Warnpflicht bei Zweifel an tauglicher Bodenuntersuchung
Der Auftraggeber trägt grundsätzlich das Baugrundrisiko. Jedoch treffen den Auftragnehmer nicht nur hinsichtlich des Bodens selbst, sondern auch des Bodengutachtens Warnpflichten, deren Verletzung eine Haftung des Auftragnehmers nach sich ziehen kann.
Das Baugrundrisiko bezeichnet die Gefahr, dass ein Bauwerk aufgrund der tatsächlichen Baugrundverhältnisse nicht oder nur mit Mehraufwand errichtet werden kann. Dieses realisiert sich, wenn die Beschaffenheit des Baugrunds nicht den Erwartungen entspricht. Zum Baugrund zählen neben der Bodenqualität auch die Wasser- und Druckverhältnisse, Ein- und Abbrüche, Rutschungen, Geschiebe, Vermurung, Lawinengefahren, Einbauten sowie Altlasten.
Warnpflicht bei Zweifel an tauglicher Bodenuntersuchung
Die Vertragspartner können das Baugrundrisiko innerhalb der Grenzen der guten Sitten regeln. Ist nichts Abweichendes geregelt, trägt das Baugrundrisiko grundsätzlich der Auftraggeber. Der Auftragnehmer muss den Auftraggeber aber als Ausfluss seiner werkvertraglichen Interessenwahrungspflicht dann warnen, wenn der vom Auftraggeber beigestellte Stoff – dies umfasst insbesondere den Baugrund – „offenbar untauglich“ ist.
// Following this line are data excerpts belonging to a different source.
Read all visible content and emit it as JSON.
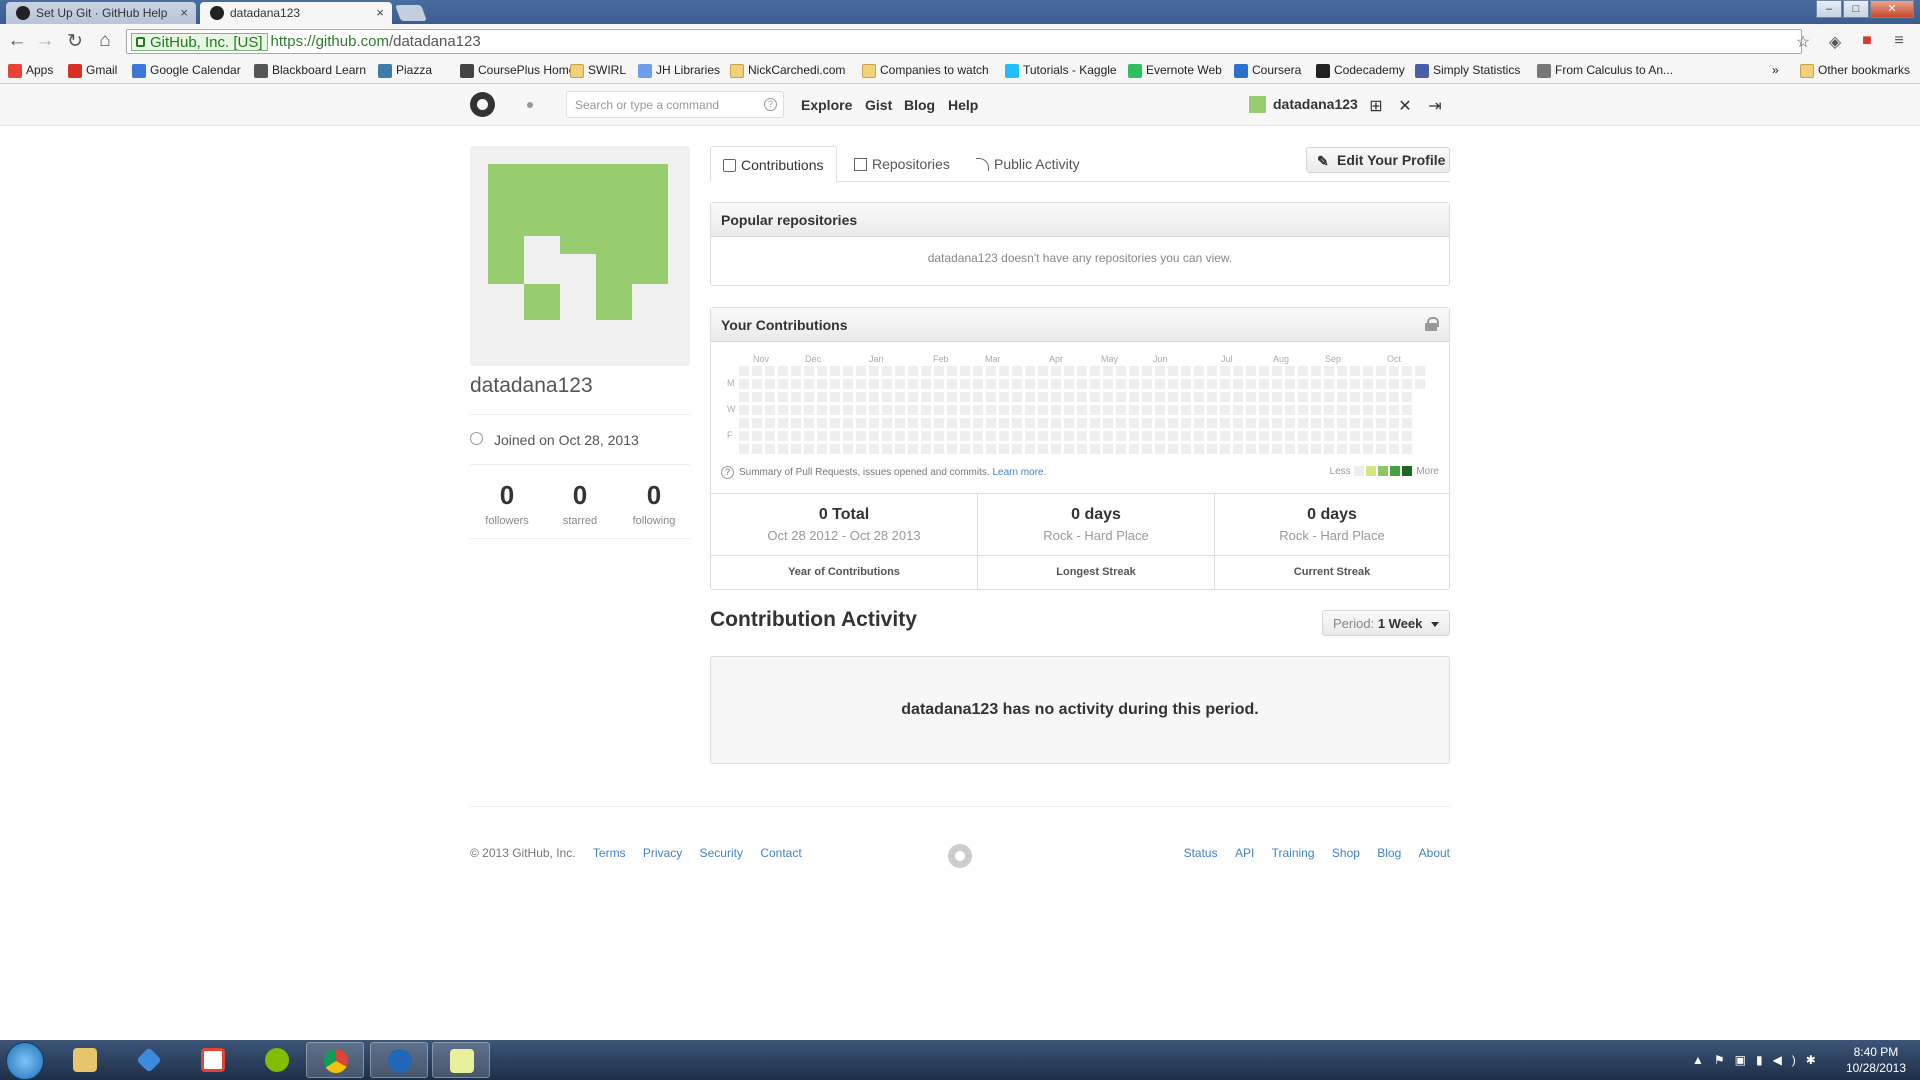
{
  "browser": {
    "tabs": [
      {
        "title": "Set Up Git · GitHub Help",
        "active": false
      },
      {
        "title": "datadana123",
        "active": true
      }
    ],
    "close_glyph": "×",
    "ev_label": "GitHub, Inc. [US]",
    "url_scheme_host": "https://github.com",
    "url_path": "/datadana123",
    "nav_icons": [
      "back-arrow-icon",
      "forward-arrow-icon",
      "reload-icon",
      "home-icon"
    ],
    "bookmarks": [
      {
        "label": "Apps",
        "icon": "apps-grid-icon",
        "color": "#e84235"
      },
      {
        "label": "Gmail",
        "icon": "gmail-icon",
        "color": "#d93025"
      },
      {
        "label": "Google Calendar",
        "icon": "calendar-icon",
        "color": "#3c78d8"
      },
      {
        "label": "Blackboard Learn",
        "icon": "blackboard-icon",
        "color": "#555555"
      },
      {
        "label": "Piazza",
        "icon": "piazza-icon",
        "color": "#3e7aab"
      },
      {
        "label": "CoursePlus Home",
        "icon": "courseplus-icon",
        "color": "#444444"
      },
      {
        "label": "SWIRL",
        "icon": "folder-icon",
        "color": "folder"
      },
      {
        "label": "JH Libraries",
        "icon": "jh-libraries-icon",
        "color": "#6d9eeb"
      },
      {
        "label": "NickCarchedi.com",
        "icon": "folder-icon",
        "color": "folder"
      },
      {
        "label": "Companies to watch",
        "icon": "folder-icon",
        "color": "folder"
      },
      {
        "label": "Tutorials - Kaggle",
        "icon": "kaggle-icon",
        "color": "#20beff"
      },
      {
        "label": "Evernote Web",
        "icon": "evernote-icon",
        "color": "#2dbe60"
      },
      {
        "label": "Coursera",
        "icon": "coursera-icon",
        "color": "#2a73cc"
      },
      {
        "label": "Codecademy",
        "icon": "codecademy-icon",
        "color": "#222222"
      },
      {
        "label": "Simply Statistics",
        "icon": "simply-statistics-icon",
        "color": "#4a5ea8"
      },
      {
        "label": "From Calculus to An...",
        "icon": "calculus-icon",
        "color": "#777777"
      }
    ],
    "overflow_chevron": "»",
    "other_bookmarks": "Other bookmarks"
  },
  "github_header": {
    "search_placeholder": "Search or type a command",
    "search_help": "?",
    "nav": [
      "Explore",
      "Gist",
      "Blog",
      "Help"
    ],
    "username": "datadana123",
    "right_icons": [
      "new-repo-icon",
      "settings-tools-icon",
      "sign-out-icon"
    ]
  },
  "profile": {
    "username": "datadana123",
    "joined": "Joined on Oct 28, 2013",
    "stats": [
      {
        "value": "0",
        "label": "followers"
      },
      {
        "value": "0",
        "label": "starred"
      },
      {
        "value": "0",
        "label": "following"
      }
    ],
    "avatar_color": "#97cd6f"
  },
  "tabs": [
    {
      "label": "Contributions",
      "selected": true
    },
    {
      "label": "Repositories",
      "selected": false
    },
    {
      "label": "Public Activity",
      "selected": false
    }
  ],
  "edit_profile": "Edit Your Profile",
  "popular_repos": {
    "title": "Popular repositories",
    "empty": "datadana123 doesn't have any repositories you can view."
  },
  "contributions": {
    "title": "Your Contributions",
    "months": [
      "Nov",
      "Dec",
      "Jan",
      "Feb",
      "Mar",
      "Apr",
      "May",
      "Jun",
      "Jul",
      "Aug",
      "Sep",
      "Oct"
    ],
    "day_labels": [
      "M",
      "W",
      "F"
    ],
    "weeks": 53,
    "total_contributions": 0,
    "summary": "Summary of Pull Requests, issues opened and commits.",
    "learn_more": "Learn more.",
    "legend_less": "Less",
    "legend_more": "More",
    "legend_colors": [
      "#eeeeee",
      "#d6e685",
      "#8cc665",
      "#44a340",
      "#1e6823"
    ],
    "stats": [
      {
        "big": "0 Total",
        "sub": "Oct 28 2012 - Oct 28 2013",
        "label": "Year of Contributions"
      },
      {
        "big": "0 days",
        "sub": "Rock - Hard Place",
        "label": "Longest Streak"
      },
      {
        "big": "0 days",
        "sub": "Rock - Hard Place",
        "label": "Current Streak"
      }
    ]
  },
  "activity": {
    "title": "Contribution Activity",
    "period_label": "Period:",
    "period_value": "1 Week",
    "empty": "datadana123 has no activity during this period."
  },
  "footer": {
    "copyright": "© 2013 GitHub, Inc.",
    "left_links": [
      "Terms",
      "Privacy",
      "Security",
      "Contact"
    ],
    "right_links": [
      "Status",
      "API",
      "Training",
      "Shop",
      "Blog",
      "About"
    ]
  },
  "taskbar": {
    "apps": [
      "file-explorer-icon",
      "dropbox-icon",
      "apps-launcher-icon",
      "spotify-icon",
      "chrome-icon",
      "r-icon",
      "rstudio-icon"
    ],
    "time": "8:40 PM",
    "date": "10/28/2013"
  }
}
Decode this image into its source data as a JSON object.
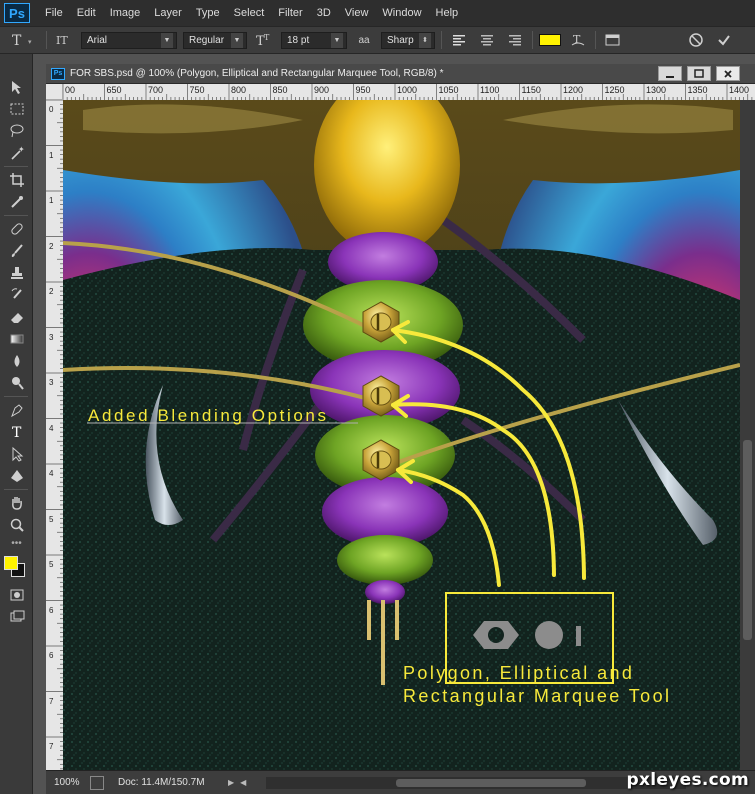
{
  "app": {
    "logo": "Ps"
  },
  "menu": [
    "File",
    "Edit",
    "Image",
    "Layer",
    "Type",
    "Select",
    "Filter",
    "3D",
    "View",
    "Window",
    "Help"
  ],
  "options_bar": {
    "font_family": "Arial",
    "font_style": "Regular",
    "font_size": "18 pt",
    "antialias_icon": "aa",
    "antialias": "Sharp",
    "text_color": "#fff200"
  },
  "document": {
    "ps_badge": "Ps",
    "title": "FOR SBS.psd @ 100% (Polygon, Elliptical and Rectangular Marquee Tool, RGB/8) *",
    "ruler_top": [
      "00",
      "650",
      "700",
      "750",
      "800",
      "850",
      "900",
      "950",
      "1000",
      "1050",
      "1100",
      "1150",
      "1200",
      "1250",
      "1300",
      "1350",
      "1400"
    ],
    "ruler_left": [
      "0",
      "1",
      "1",
      "2",
      "2",
      "3",
      "3",
      "4",
      "4",
      "5",
      "5",
      "6",
      "6",
      "7",
      "7"
    ]
  },
  "canvas_text": {
    "blending_label": "Added Blending Options",
    "marquee_label_line1": "Polygon, Elliptical and",
    "marquee_label_line2": "Rectangular Marquee Tool"
  },
  "status": {
    "zoom": "100%",
    "doc_size": "Doc: 11.4M/150.7M"
  },
  "watermark": "pxleyes.com",
  "colors": {
    "foreground": "#fff200",
    "background": "#111111",
    "annotation": "#f7e93b"
  }
}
„Offenbar“ wird von der Rechtsprechung so ausgelegt, dass den Auftragnehmer eine den üblichen Gepflogenheiten eines ordentlichen Unternehmers entsprechende Untersuchungspflicht trifft. Nur wenn der Auftragnehmer trotz besten Fachwissens nicht erkennen kann, dass der Baugrund ungeeignet ist, scheidet seine Warnpflicht aus (OGH 1 Ob 29/04b). Die Warnpflicht wäre aber überspannt, würde vom Auftragnehmer die Durchführung umfangreicher, technisch schwieriger und kostenintensiver Untersuchungen verlangt werden. Der Auftragnehmer muss daher den Baugrund nur überprüfen, wenn dies Teil seines vertraglichen Leistungsumfangs ist.
Detailfragen
Grundsätzlich darf der Auftragnehmer daher darauf vertrauen, dass der Auftraggeber seiner Verpflichtung zur Erkundung des Baugrunds nachgekommen ist. Müssen ihm jedoch Zweifel kommen, dass der Auftraggeber keine Baugrunduntersuchungen vorgenommen hat, ist der Auftragnehmer verpflichtet, bodenkundliche Angaben zu urgieren. Dies gilt insbesondere, wenn dem Auftragnehmer bekannt ist, dass gar keine Untersuchung erfolgt ist (OGH 5 Ob 60/17k). Diese Warnpflicht besteht auch gegenüber einem sachkundigen oder sachverständig beratenen Auftraggeber und gilt, wenn der Auftragnehmer Zweifel an der Zuverlässigkeit oder Richtigkeit der Angaben hat.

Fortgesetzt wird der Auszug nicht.